The secondary structure of epitopes was also investigated by several authors [4244], and epitopes are in general reported to have significantly less strands and helices and significantly more loops compared to the rest of the antigen [8, 38]. The over-representation of loops is small but significant and in agreement with the perception that protein-protein binding sites are flexible regions [41]. The overall secondary structure of epitopes has been reported to been different from regular protein-protein interfaces [23] based on crystals available on the PDB indicating some structural particularities of the Ab-Ag interaction [45]. These particularities could be also family restrictred which could be interesting to explore with computational methods despite of having an accuracy of 79% when predicted from sequence [46] but the DT outcome showed no real relevance in PSS features when applied to epitope classification. The inclusion of predicted secondary structure as commonly done [40] could be a source of misleading results for the prediction, issue which has been reviewed briefly in the literature [47].

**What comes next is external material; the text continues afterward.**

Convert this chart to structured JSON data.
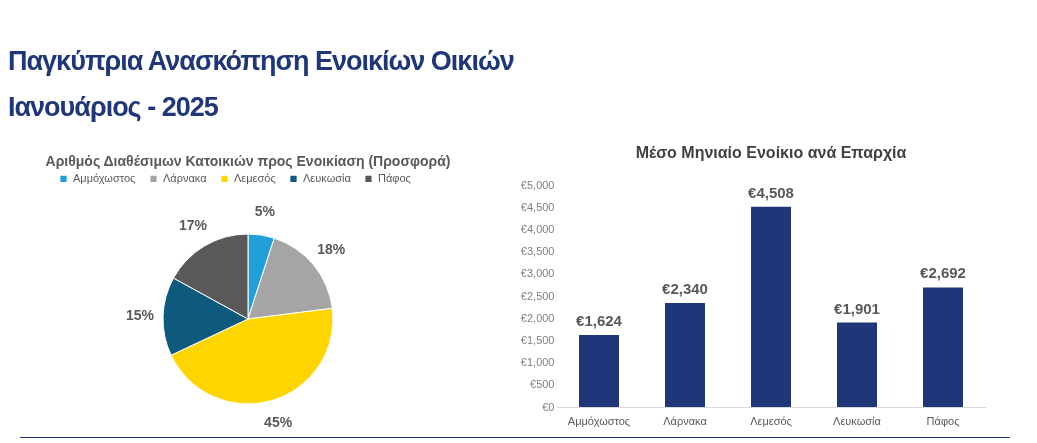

The features that characterize each epitope's group could represent the complementary data needed to improve epitope prediction. For example, when adding evolutionary information to the prediction the performance was improved [48] despite recent studies that explain no relation exits between epitope and antigens sequences [28]. Therefore, we showed that a wide range of data mining methods including support vector machine [21], decision tree [48], regression [26] and Naive Bayer classifier had similar successful results bringing some light to the question of which characteristics are important for these epitope groups. It's important to note that we used amino acid percentage [4] in comparison with some recent epitope prediction methods that prefer propensities [12]. The data normalization made in the present study are based on the assumption that each feature is equally relevant for any protein sequence based analysis [9]. We also demonstrate that despite the method, it was possible to classify the studied groups, pointing out the importance of the quality of the used data [49].

Conclusions

Our study indicates that linear epitopes that belong a single protein family share common properties but different when compared to epitopes from different families, as demonstrated for neurotoxins and metalloproteinases. We confirmed our hypothesis with five different data mining algorithms, probabilistic and non probabilistic, showing similar results except for Kmeans. The proposed models allowed to separate the studied groups from random sequences based on Uniprot statistics. The models based only in PCP features were enough to show and identify the differences between epitope groups. Therefore, we demonstrate that considering the epitope's protein family can reveal unseen patterns within epitope groups that could be used to improve epitope discovery.